In a petition for rehearing filed last Monday, Gulfstream said the move to require it to use its post-construction, overall rate of return as its rate for the allowance for funds used during construction (AFUDC) failed to recognize the additional risks in a new construction project that are not borne by an operating pipeline.

The Interstate Natural Gas Association of America (INGAA) filed its own rehearing request, agreeing that FERC’s “decision to change its policy from requiring newly formed, project-financed pipelines to use the project financing approach for calculating AFUDC in favor of a post in-service analysis constitutes flawed policy.”

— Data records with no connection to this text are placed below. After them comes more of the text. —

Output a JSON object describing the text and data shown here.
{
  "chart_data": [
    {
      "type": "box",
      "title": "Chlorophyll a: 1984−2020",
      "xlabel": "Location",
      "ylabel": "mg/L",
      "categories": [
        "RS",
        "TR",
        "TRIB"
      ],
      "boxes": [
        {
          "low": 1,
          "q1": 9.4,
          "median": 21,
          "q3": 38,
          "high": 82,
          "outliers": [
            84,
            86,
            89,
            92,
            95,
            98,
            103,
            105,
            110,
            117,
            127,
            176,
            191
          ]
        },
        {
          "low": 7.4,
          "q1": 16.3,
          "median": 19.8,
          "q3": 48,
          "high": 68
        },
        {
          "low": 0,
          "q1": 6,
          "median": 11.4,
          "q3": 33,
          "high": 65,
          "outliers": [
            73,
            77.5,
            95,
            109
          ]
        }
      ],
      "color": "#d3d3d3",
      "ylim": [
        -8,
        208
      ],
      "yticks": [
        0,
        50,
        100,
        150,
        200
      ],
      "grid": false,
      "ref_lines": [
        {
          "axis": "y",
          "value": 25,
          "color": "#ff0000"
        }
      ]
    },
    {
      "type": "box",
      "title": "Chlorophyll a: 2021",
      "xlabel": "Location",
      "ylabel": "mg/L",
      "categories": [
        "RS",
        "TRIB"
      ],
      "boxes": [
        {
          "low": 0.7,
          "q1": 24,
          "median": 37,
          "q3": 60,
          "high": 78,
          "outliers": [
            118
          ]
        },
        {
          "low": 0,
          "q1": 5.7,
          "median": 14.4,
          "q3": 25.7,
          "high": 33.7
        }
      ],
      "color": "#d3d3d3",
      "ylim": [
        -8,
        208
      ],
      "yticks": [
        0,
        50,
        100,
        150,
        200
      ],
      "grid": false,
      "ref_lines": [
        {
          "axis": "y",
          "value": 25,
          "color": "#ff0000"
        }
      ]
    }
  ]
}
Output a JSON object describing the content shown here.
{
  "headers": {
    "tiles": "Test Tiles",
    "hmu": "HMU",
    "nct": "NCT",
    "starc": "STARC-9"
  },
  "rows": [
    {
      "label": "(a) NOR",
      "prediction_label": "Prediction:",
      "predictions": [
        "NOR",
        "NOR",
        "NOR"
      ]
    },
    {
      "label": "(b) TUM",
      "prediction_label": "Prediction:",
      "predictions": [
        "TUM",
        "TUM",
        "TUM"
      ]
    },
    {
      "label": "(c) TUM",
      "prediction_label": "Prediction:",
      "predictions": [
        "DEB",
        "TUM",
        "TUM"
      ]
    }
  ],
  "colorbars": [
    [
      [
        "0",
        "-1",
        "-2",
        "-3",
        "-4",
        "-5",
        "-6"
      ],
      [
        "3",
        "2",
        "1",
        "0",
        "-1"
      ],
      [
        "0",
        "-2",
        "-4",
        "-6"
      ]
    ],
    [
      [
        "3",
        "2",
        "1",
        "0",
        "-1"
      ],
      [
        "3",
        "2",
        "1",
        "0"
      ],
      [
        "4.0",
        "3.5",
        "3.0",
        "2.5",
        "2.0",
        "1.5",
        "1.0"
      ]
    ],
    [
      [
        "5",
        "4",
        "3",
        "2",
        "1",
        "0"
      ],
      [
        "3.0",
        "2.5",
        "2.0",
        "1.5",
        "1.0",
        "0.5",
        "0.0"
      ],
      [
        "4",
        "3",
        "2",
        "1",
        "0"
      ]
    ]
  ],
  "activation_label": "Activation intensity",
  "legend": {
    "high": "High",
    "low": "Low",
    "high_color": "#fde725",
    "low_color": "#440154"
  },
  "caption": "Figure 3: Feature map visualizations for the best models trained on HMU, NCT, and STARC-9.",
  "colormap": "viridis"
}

Further, the order (CP00-6-000) authorizing the $1.7 billion, 744-mile pipeline running from Alabama through the Gulf of Mexico to Florida “sends a signal that discourages, rather than encourages, major new pipeline projects.” INGAA said FERC gave no reason for the policy change, which directly contradicts recent statements regarding “the critical need for new pipeline capacity, including orders issued to streamline the certificate application process and to implement other policies and practices that encourage and facilitate new pipeline construction.”